Cleo turned to face her friend. “I know you’re right. In my heart of hearts, I want what you’re describing more than anything in the world. And I want it with Jack Hartford. I know from therapy that I’m acting off fear. We talked a lot about my so-called abandonment issues. My therapist even suggested my situation here at the New York club is a way for me to hide from the scary prospect of truly connecting with another person.”

Cleo shook her head. “It’s funny, when she first offered that idea, I rejected it out of hand. I was adamant that I loved my life just as it was, but I was lying, both to her and to myself.”

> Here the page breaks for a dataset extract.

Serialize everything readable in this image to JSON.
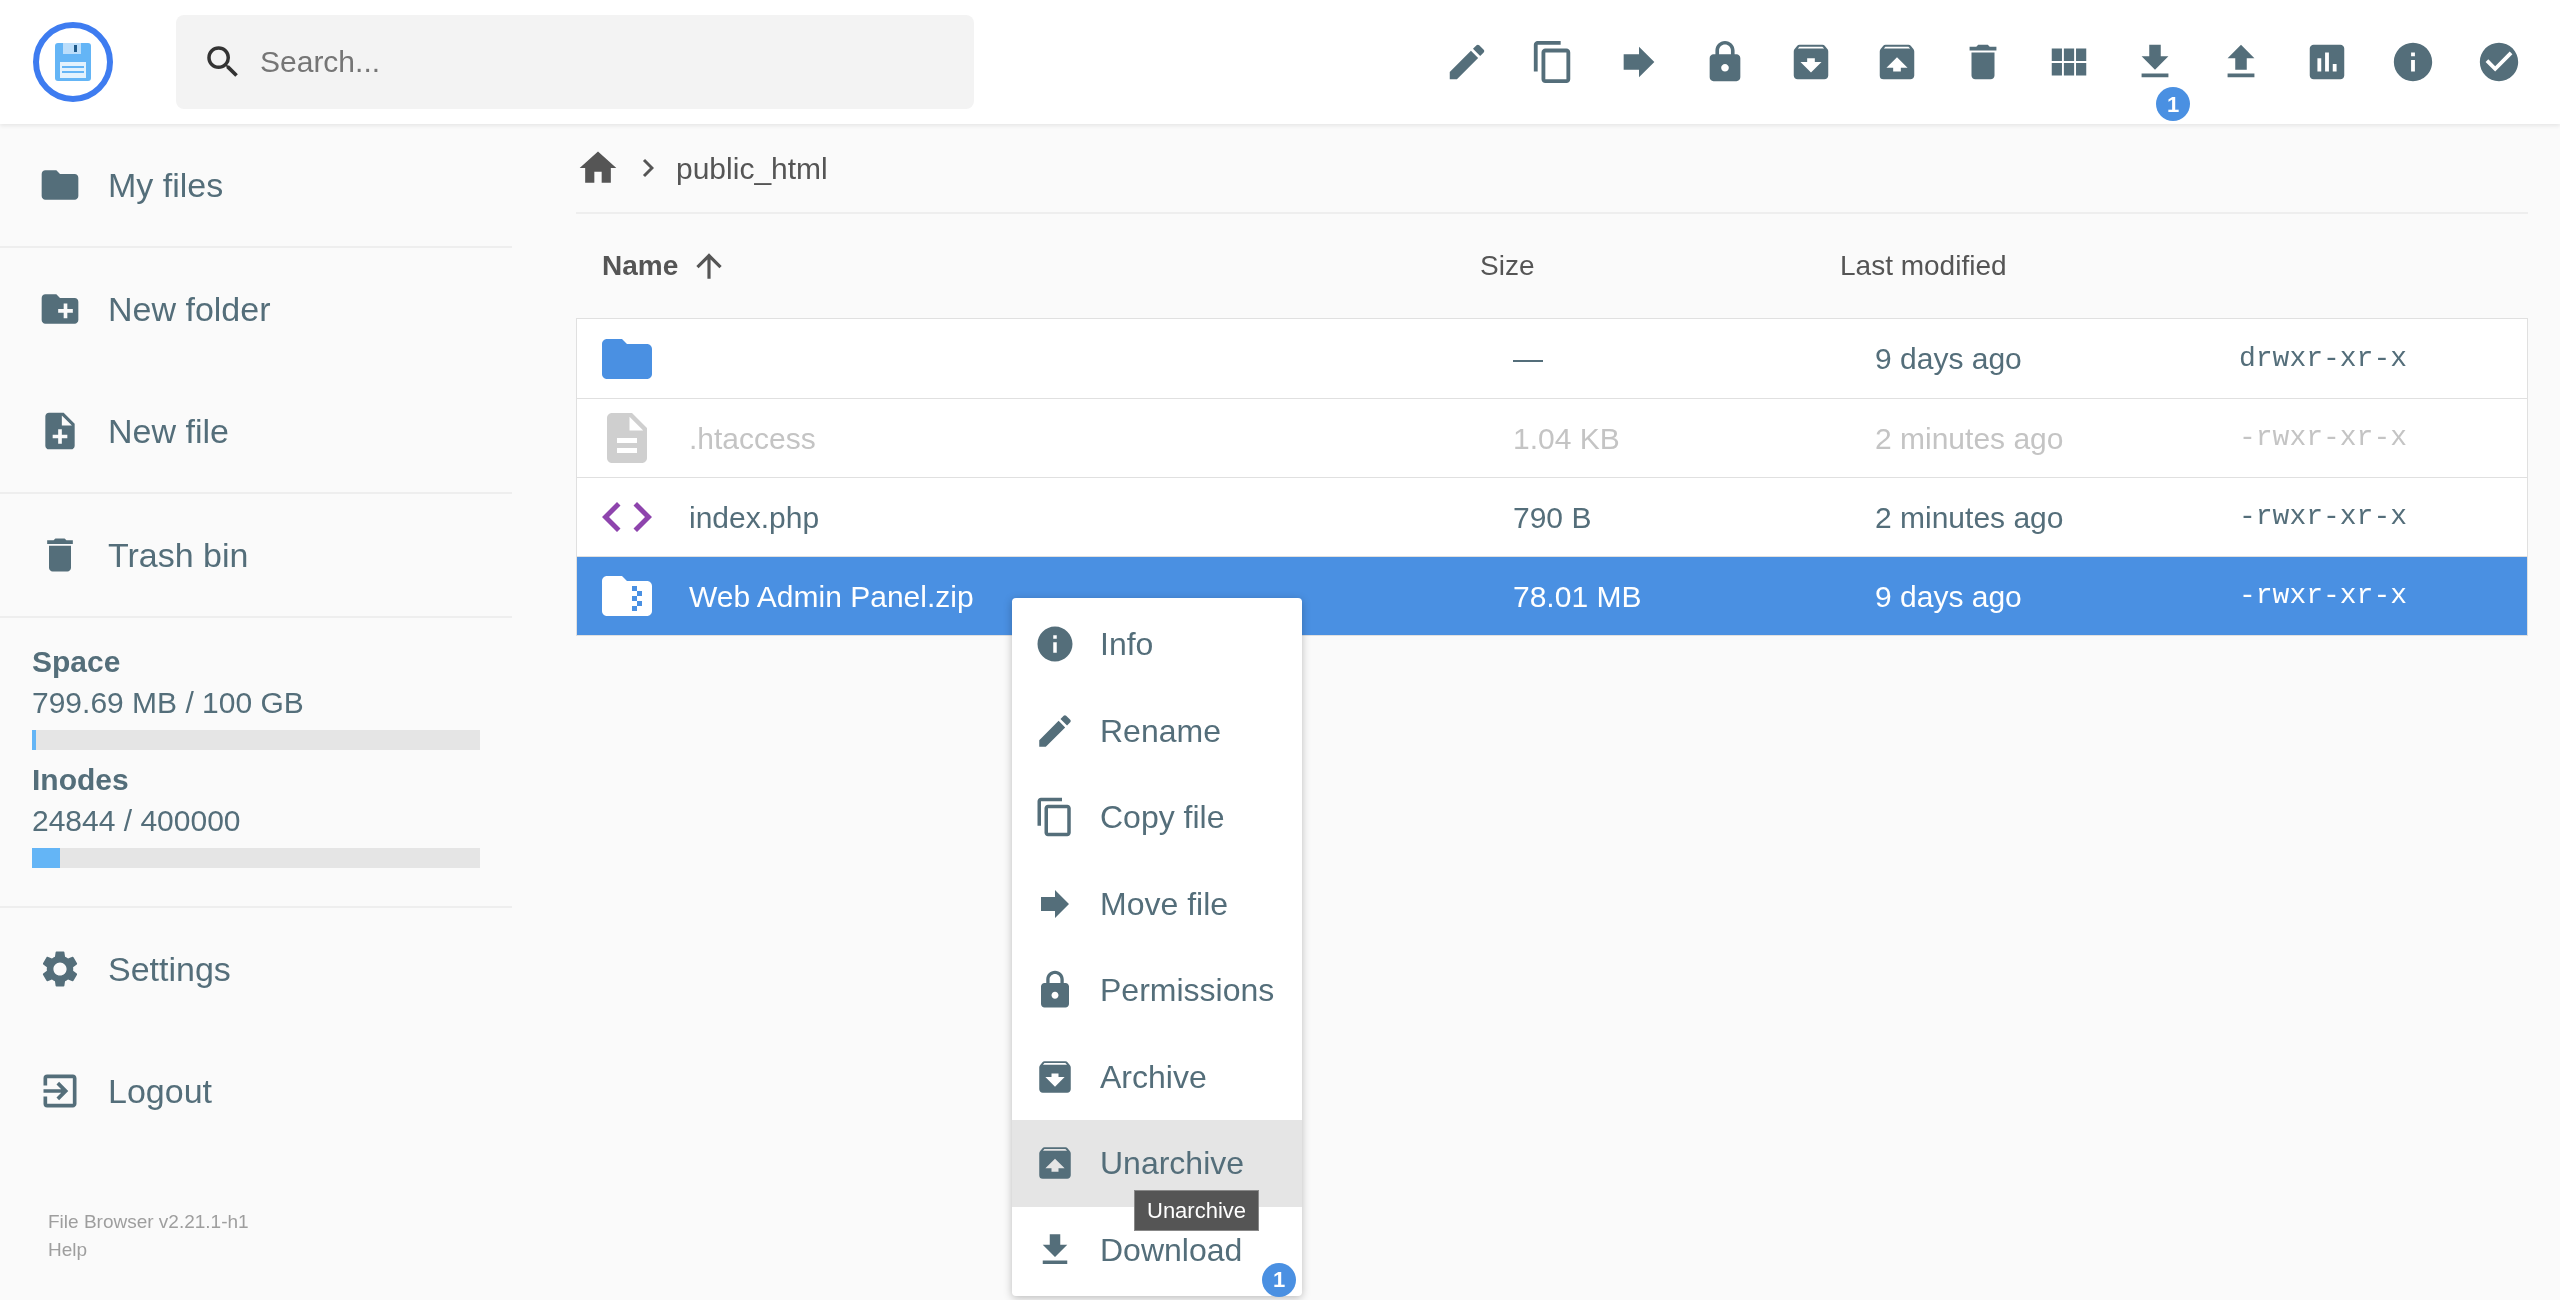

“I know,” Jess said gently. “I knew it when we first met. You were smiling and bubbly, but there was such sadness in your eyes.”

Cleo was startled by this revelation, though in retrospect, she shouldn’t have been. It was one of the things she loved about Jess—her ability to look past the surface to what really lay beneath.

“Since he magically resurfaced, I keep telling myself this can’t be real. I tell myself I don’t need Master Jack, or any man, to be happy. But something you said just now really got to me. I think I’m the problem here. I don’t trust Jack. Not all the way. Not yet.”

“It’s understandable,” Jess interjected. “But from all you’ve said, it sounds like he’s really trying.”